Documenting change : a two tone saga
Change has always accompanied the march of human history throughout the world. Documenting these for posterity has also been a serious enterprise undertaken by a few through the medium of diaries, commemorative notes and illustrations.
Thanks to a tribe of intrepid documentary photographers from around the world, we are aware of various peoples, places and traditions of that period in India as left behind in their simple but striking catalog of pictures.
Today, as we transit into the digital age with all its rapid changes, a similar concern overtakes us as we see old ways of life and customs undergoing speedy transformations, particularly in rural India where our properties are located. While we are powerless to stem the flow of this tide of change, we are overtaken with the urge to capture this period in telling portraits before it vanishes into the yawning jaws of time for ever.
In this endeavor we have been inspired by this band of roving record keepers – a motley group of civil servants, adventurers and savants – who kept diaries and took photographs to record the movement of time, serving as curators of rare historical events in an era and country undergoing great change.

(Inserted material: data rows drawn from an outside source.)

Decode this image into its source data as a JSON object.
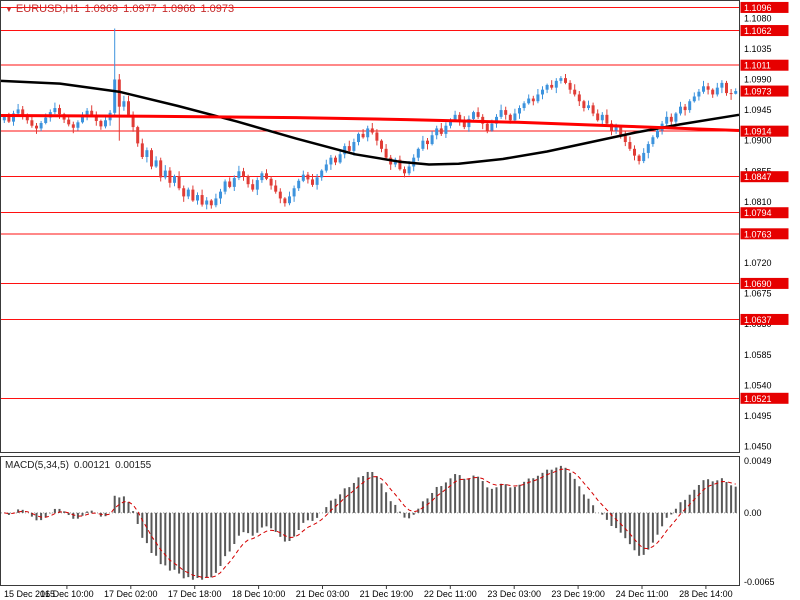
{
  "header": {
    "marker": "▼",
    "symbol_period": "EURUSD,H1",
    "open": "1.0969",
    "high": "1.0977",
    "low": "1.0968",
    "close": "1.0973"
  },
  "macd": {
    "label": "MACD(5,34,5)",
    "value_main": "0.00121",
    "value_signal": "0.00155",
    "axis": {
      "top": "0.0049",
      "zero": "0.00",
      "bottom": "-0.0065"
    }
  },
  "colors": {
    "bull": "#3d93dd",
    "bear": "#e03c36",
    "sr_line": "#ff1010",
    "badge_bg": "#e60000",
    "badge_text": "#ffffff",
    "ma_black": "#000000",
    "ma_red": "#ff0000",
    "hist": "#585858",
    "signal": "#d40000",
    "axis_text": "#000000",
    "border": "#3a3a3a"
  },
  "chart_data": {
    "type": "candlestick",
    "title": "EURUSD,H1",
    "symbol": "EURUSD",
    "timeframe": "H1",
    "ylim": [
      1.0442,
      1.1104
    ],
    "price_scale": 10000,
    "price_ticks": [
      1.108,
      1.1035,
      1.099,
      1.0945,
      1.09,
      1.0855,
      1.081,
      1.072,
      1.0675,
      1.063,
      1.0585,
      1.054,
      1.0495,
      1.045
    ],
    "sr_levels": [
      1.1096,
      1.1062,
      1.1011,
      1.0914,
      1.0847,
      1.0794,
      1.0763,
      1.069,
      1.0637,
      1.0521
    ],
    "current_price": 1.0973,
    "macd_axis": {
      "max": 0.0049,
      "min": -0.0065
    },
    "macd_params": {
      "fast": 5,
      "slow": 34,
      "signal": 5,
      "last_main": 0.00121,
      "last_signal": 0.00155
    },
    "time_labels": [
      "15 Dec 2015",
      "16 Dec 10:00",
      "17 Dec 02:00",
      "17 Dec 18:00",
      "18 Dec 10:00",
      "21 Dec 03:00",
      "21 Dec 19:00",
      "22 Dec 11:00",
      "23 Dec 03:00",
      "23 Dec 19:00",
      "24 Dec 11:00",
      "28 Dec 14:00"
    ],
    "ma_black": [
      [
        0,
        1.0988
      ],
      [
        0.08,
        1.0984
      ],
      [
        0.16,
        1.0972
      ],
      [
        0.24,
        1.0951
      ],
      [
        0.32,
        1.0928
      ],
      [
        0.4,
        1.0903
      ],
      [
        0.48,
        1.088
      ],
      [
        0.54,
        1.0869
      ],
      [
        0.58,
        1.0865
      ],
      [
        0.62,
        1.0866
      ],
      [
        0.68,
        1.0873
      ],
      [
        0.74,
        1.0884
      ],
      [
        0.8,
        1.0898
      ],
      [
        0.86,
        1.0912
      ],
      [
        0.92,
        1.0924
      ],
      [
        1,
        1.0938
      ]
    ],
    "ma_red": [
      [
        0,
        1.0937
      ],
      [
        0.2,
        1.0936
      ],
      [
        0.4,
        1.0934
      ],
      [
        0.55,
        1.0931
      ],
      [
        0.7,
        1.0927
      ],
      [
        0.85,
        1.0921
      ],
      [
        1,
        1.0915
      ]
    ],
    "candles_pips": [
      [
        10930,
        10938,
        10926,
        10935
      ],
      [
        10935,
        10941,
        10926,
        10928
      ],
      [
        10928,
        10944,
        10922,
        10940
      ],
      [
        10940,
        10954,
        10937,
        10946
      ],
      [
        10946,
        10951,
        10931,
        10938
      ],
      [
        10938,
        10940,
        10925,
        10930
      ],
      [
        10930,
        10937,
        10919,
        10922
      ],
      [
        10922,
        10926,
        10910,
        10918
      ],
      [
        10918,
        10929,
        10914,
        10926
      ],
      [
        10926,
        10940,
        10924,
        10934
      ],
      [
        10934,
        10946,
        10928,
        10942
      ],
      [
        10942,
        10956,
        10939,
        10948
      ],
      [
        10948,
        10953,
        10932,
        10939
      ],
      [
        10939,
        10941,
        10926,
        10931
      ],
      [
        10931,
        10938,
        10921,
        10924
      ],
      [
        10924,
        10928,
        10911,
        10919
      ],
      [
        10919,
        10930,
        10915,
        10927
      ],
      [
        10927,
        10942,
        10925,
        10936
      ],
      [
        10936,
        10948,
        10930,
        10944
      ],
      [
        10944,
        10952,
        10935,
        10938
      ],
      [
        10938,
        10943,
        10922,
        10929
      ],
      [
        10929,
        10931,
        10916,
        10921
      ],
      [
        10921,
        10937,
        10918,
        10930
      ],
      [
        10930,
        10945,
        10922,
        10941
      ],
      [
        10941,
        11065,
        10936,
        10990
      ],
      [
        10990,
        10998,
        10900,
        10950
      ],
      [
        10950,
        10966,
        10944,
        10958
      ],
      [
        10958,
        10966,
        10935,
        10938
      ],
      [
        10938,
        10943,
        10913,
        10920
      ],
      [
        10920,
        10922,
        10891,
        10896
      ],
      [
        10896,
        10903,
        10873,
        10876
      ],
      [
        10876,
        10890,
        10868,
        10886
      ],
      [
        10886,
        10889,
        10858,
        10862
      ],
      [
        10862,
        10877,
        10860,
        10871
      ],
      [
        10871,
        10875,
        10840,
        10846
      ],
      [
        10846,
        10864,
        10843,
        10856
      ],
      [
        10856,
        10861,
        10831,
        10838
      ],
      [
        10838,
        10850,
        10833,
        10848
      ],
      [
        10848,
        10855,
        10827,
        10830
      ],
      [
        10830,
        10834,
        10810,
        10818
      ],
      [
        10818,
        10831,
        10814,
        10828
      ],
      [
        10828,
        10834,
        10810,
        10812
      ],
      [
        10812,
        10824,
        10806,
        10820
      ],
      [
        10820,
        10828,
        10803,
        10806
      ],
      [
        10806,
        10817,
        10799,
        10812
      ],
      [
        10812,
        10814,
        10800,
        10805
      ],
      [
        10805,
        10822,
        10802,
        10815
      ],
      [
        10815,
        10829,
        10807,
        10825
      ],
      [
        10825,
        10843,
        10821,
        10840
      ],
      [
        10840,
        10846,
        10830,
        10832
      ],
      [
        10832,
        10849,
        10826,
        10845
      ],
      [
        10845,
        10863,
        10842,
        10855
      ],
      [
        10855,
        10860,
        10841,
        10848
      ],
      [
        10848,
        10850,
        10831,
        10836
      ],
      [
        10836,
        10843,
        10825,
        10828
      ],
      [
        10828,
        10846,
        10820,
        10842
      ],
      [
        10842,
        10855,
        10838,
        10852
      ],
      [
        10852,
        10858,
        10842,
        10844
      ],
      [
        10844,
        10848,
        10828,
        10834
      ],
      [
        10834,
        10842,
        10822,
        10825
      ],
      [
        10825,
        10830,
        10808,
        10815
      ],
      [
        10815,
        10817,
        10803,
        10808
      ],
      [
        10808,
        10825,
        10805,
        10818
      ],
      [
        10818,
        10834,
        10810,
        10830
      ],
      [
        10830,
        10844,
        10826,
        10841
      ],
      [
        10841,
        10856,
        10839,
        10850
      ],
      [
        10850,
        10854,
        10837,
        10843
      ],
      [
        10843,
        10851,
        10832,
        10835
      ],
      [
        10835,
        10851,
        10828,
        10846
      ],
      [
        10846,
        10858,
        10841,
        10856
      ],
      [
        10856,
        10872,
        10853,
        10865
      ],
      [
        10865,
        10879,
        10857,
        10875
      ],
      [
        10875,
        10878,
        10864,
        10868
      ],
      [
        10868,
        10886,
        10866,
        10880
      ],
      [
        10880,
        10896,
        10874,
        10892
      ],
      [
        10892,
        10900,
        10882,
        10885
      ],
      [
        10885,
        10903,
        10878,
        10898
      ],
      [
        10898,
        10912,
        10893,
        10910
      ],
      [
        10910,
        10917,
        10903,
        10905
      ],
      [
        10905,
        10922,
        10899,
        10918
      ],
      [
        10918,
        10926,
        10909,
        10912
      ],
      [
        10912,
        10917,
        10893,
        10900
      ],
      [
        10900,
        10902,
        10883,
        10888
      ],
      [
        10888,
        10895,
        10872,
        10875
      ],
      [
        10875,
        10879,
        10857,
        10865
      ],
      [
        10865,
        10875,
        10861,
        10872
      ],
      [
        10872,
        10878,
        10856,
        10858
      ],
      [
        10858,
        10862,
        10846,
        10852
      ],
      [
        10852,
        10870,
        10849,
        10862
      ],
      [
        10862,
        10880,
        10855,
        10875
      ],
      [
        10875,
        10890,
        10870,
        10888
      ],
      [
        10888,
        10907,
        10885,
        10900
      ],
      [
        10900,
        10904,
        10887,
        10895
      ],
      [
        10895,
        10914,
        10893,
        10908
      ],
      [
        10908,
        10922,
        10902,
        10918
      ],
      [
        10918,
        10926,
        10907,
        10910
      ],
      [
        10910,
        10927,
        10904,
        10922
      ],
      [
        10922,
        10933,
        10918,
        10930
      ],
      [
        10930,
        10944,
        10928,
        10938
      ],
      [
        10938,
        10942,
        10922,
        10928
      ],
      [
        10928,
        10936,
        10917,
        10920
      ],
      [
        10920,
        10937,
        10913,
        10932
      ],
      [
        10932,
        10944,
        10927,
        10942
      ],
      [
        10942,
        10949,
        10932,
        10935
      ],
      [
        10935,
        10939,
        10917,
        10925
      ],
      [
        10925,
        10928,
        10911,
        10915
      ],
      [
        10915,
        10931,
        10913,
        10925
      ],
      [
        10925,
        10939,
        10919,
        10935
      ],
      [
        10935,
        10953,
        10932,
        10945
      ],
      [
        10945,
        10950,
        10931,
        10938
      ],
      [
        10938,
        10940,
        10925,
        10930
      ],
      [
        10930,
        10947,
        10927,
        10940
      ],
      [
        10940,
        10952,
        10932,
        10948
      ],
      [
        10948,
        10958,
        10944,
        10955
      ],
      [
        10955,
        10968,
        10953,
        10962
      ],
      [
        10962,
        10966,
        10952,
        10958
      ],
      [
        10958,
        10976,
        10955,
        10968
      ],
      [
        10968,
        10980,
        10961,
        10975
      ],
      [
        10975,
        10984,
        10970,
        10982
      ],
      [
        10982,
        10989,
        10975,
        10978
      ],
      [
        10978,
        10992,
        10970,
        10988
      ],
      [
        10988,
        10995,
        10984,
        10992
      ],
      [
        10992,
        10998,
        10983,
        10985
      ],
      [
        10985,
        10989,
        10969,
        10975
      ],
      [
        10975,
        10983,
        10965,
        10968
      ],
      [
        10968,
        10973,
        10951,
        10958
      ],
      [
        10958,
        10960,
        10943,
        10948
      ],
      [
        10948,
        10959,
        10945,
        10952
      ],
      [
        10952,
        10956,
        10936,
        10940
      ],
      [
        10940,
        10946,
        10928,
        10930
      ],
      [
        10930,
        10942,
        10924,
        10938
      ],
      [
        10938,
        10946,
        10922,
        10925
      ],
      [
        10925,
        10930,
        10908,
        10915
      ],
      [
        10915,
        10925,
        10910,
        10920
      ],
      [
        10920,
        10922,
        10903,
        10908
      ],
      [
        10908,
        10914,
        10892,
        10898
      ],
      [
        10898,
        10906,
        10885,
        10888
      ],
      [
        10888,
        10893,
        10871,
        10878
      ],
      [
        10878,
        10880,
        10865,
        10870
      ],
      [
        10870,
        10889,
        10867,
        10882
      ],
      [
        10882,
        10899,
        10874,
        10895
      ],
      [
        10895,
        10908,
        10891,
        10905
      ],
      [
        10905,
        10921,
        10903,
        10915
      ],
      [
        10915,
        10929,
        10909,
        10925
      ],
      [
        10925,
        10943,
        10922,
        10935
      ],
      [
        10935,
        10940,
        10921,
        10928
      ],
      [
        10928,
        10942,
        10923,
        10940
      ],
      [
        10940,
        10957,
        10937,
        10950
      ],
      [
        10950,
        10954,
        10937,
        10945
      ],
      [
        10945,
        10961,
        10941,
        10958
      ],
      [
        10958,
        10971,
        10956,
        10965
      ],
      [
        10965,
        10976,
        10959,
        10972
      ],
      [
        10972,
        10988,
        10969,
        10980
      ],
      [
        10980,
        10985,
        10968,
        10975
      ],
      [
        10975,
        10977,
        10963,
        10968
      ],
      [
        10968,
        10985,
        10965,
        10978
      ],
      [
        10978,
        10989,
        10970,
        10985
      ],
      [
        10985,
        10988,
        10966,
        10970
      ],
      [
        10970,
        10976,
        10960,
        10969
      ],
      [
        10969,
        10977,
        10968,
        10973
      ]
    ]
  }
}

In a further tribute to this rare period of historical documentation, we have also borrowed the tools and techniques of its practitioners – mechanical cameras using film and subjects treated with understanding and appreciation. It is this forgotten art of documentation – slow and methodical yet deeply interactive and respectful of its subjects - that we seek to bring to life again to record the transition of time around our destinations, capturing its peoples, nature, architecture and culture for posterity.